15.01.2009

« Pourquoi je suis généraliste et pas psychiatre ».

hystérie.jpgL'autre jour je croise celui qui pourrait devenir mon médecin traitant sur Paris. L'homme a la cinquantaine finissante. Le jour de la visite, il m'avait reçu le stéthoscope au cou. Plutôt bon signe. Il toussait plus que moi mais était fidèle au poste. Il m'avait gardé une bonne vingtaine de minutes pour une prescription de presque rien. Je le retrouve donc un petit matin sur le trottoir. Nous nous saluons courtoisement. Il termine sa tournée, il a le temps, il accepte d'échanger quelques mots. Je le trouve fatigué et le lui dit. Il m'explique alors quelques malheurs du médecin généraliste de secteur un. Honoraires insuffisants, charges trop importantes, journées épuisantes. Je lui fais remarquer qu'il reste effectivement longtemps avec ses clients pour ces quelques vingt euros.

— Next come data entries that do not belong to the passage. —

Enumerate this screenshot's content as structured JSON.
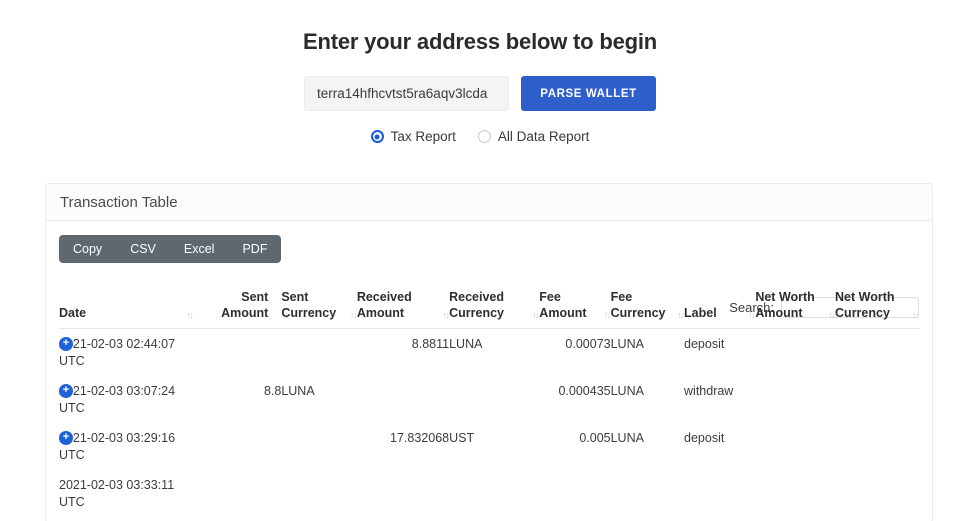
{
  "heading": "Enter your address below to begin",
  "form": {
    "address_value": "terra14hfhcvtst5ra6aqv3lcda",
    "address_placeholder": "terra14hfhcvtst5ra6aqv3lcda",
    "parse_button": "PARSE WALLET"
  },
  "report_options": [
    {
      "label": "Tax Report",
      "selected": true
    },
    {
      "label": "All Data Report",
      "selected": false
    }
  ],
  "card": {
    "title": "Transaction Table",
    "export_buttons": [
      "Copy",
      "CSV",
      "Excel",
      "PDF"
    ],
    "search": {
      "label": "Search:",
      "value": "",
      "placeholder": ""
    }
  },
  "table": {
    "sort_icon": "↑↓",
    "expand_icon": "+",
    "columns": [
      "Date",
      "Sent Amount",
      "Sent Currency",
      "Received Amount",
      "Received Currency",
      "Fee Amount",
      "Fee Currency",
      "Label",
      "Net Worth Amount",
      "Net Worth Currency"
    ],
    "rows": [
      {
        "date": "2021-02-03 02:44:07 UTC",
        "sent_amount": "",
        "sent_currency": "",
        "received_amount": "8.8811",
        "received_currency": "LUNA",
        "fee_amount": "0.00073",
        "fee_currency": "LUNA",
        "label": "deposit",
        "net_worth_amount": "",
        "net_worth_currency": ""
      },
      {
        "date": "2021-02-03 03:07:24 UTC",
        "sent_amount": "8.8",
        "sent_currency": "LUNA",
        "received_amount": "",
        "received_currency": "",
        "fee_amount": "0.000435",
        "fee_currency": "LUNA",
        "label": "withdraw",
        "net_worth_amount": "",
        "net_worth_currency": ""
      },
      {
        "date": "2021-02-03 03:29:16 UTC",
        "sent_amount": "",
        "sent_currency": "",
        "received_amount": "17.832068",
        "received_currency": "UST",
        "fee_amount": "0.005",
        "fee_currency": "LUNA",
        "label": "deposit",
        "net_worth_amount": "",
        "net_worth_currency": ""
      },
      {
        "date": "2021-02-03 03:33:11 UTC",
        "sent_amount": "",
        "sent_currency": "",
        "received_amount": "",
        "received_currency": "",
        "fee_amount": "",
        "fee_currency": "",
        "label": "",
        "net_worth_amount": "",
        "net_worth_currency": ""
      }
    ]
  },
  "colors": {
    "primary_blue": "#2f5fcb",
    "radio_blue": "#1d5ae0",
    "export_group": "#5f676f",
    "expand_badge": "#1f63d6"
  }
}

Il m'explique alors que jeune il avait voulu être psychiatre. « En sixième année, lors de l'un de mes stages d'externat, j'étais dans un hôpital psychiatrique de la région. Un matin, une femme est internée. Le chef de service profite de l'aubaine pour faire un cours sur le syndrôme de conversion hystérique. La femme est accompagnée de son mari. Le tableau clinique est complet. Fier de lui, de son savoir, le chef de clinique dépeint, argumente, tout y est. Quelques jours plus tard, la femme est transférée d'urgence en cancérologie dans un hôpital voisin. Elle est totalement métastasée. Tous les symptômes de l'hystérie me disait mon chef de clinique? Voilà pourquoi je suis devenu médecin généraliste ».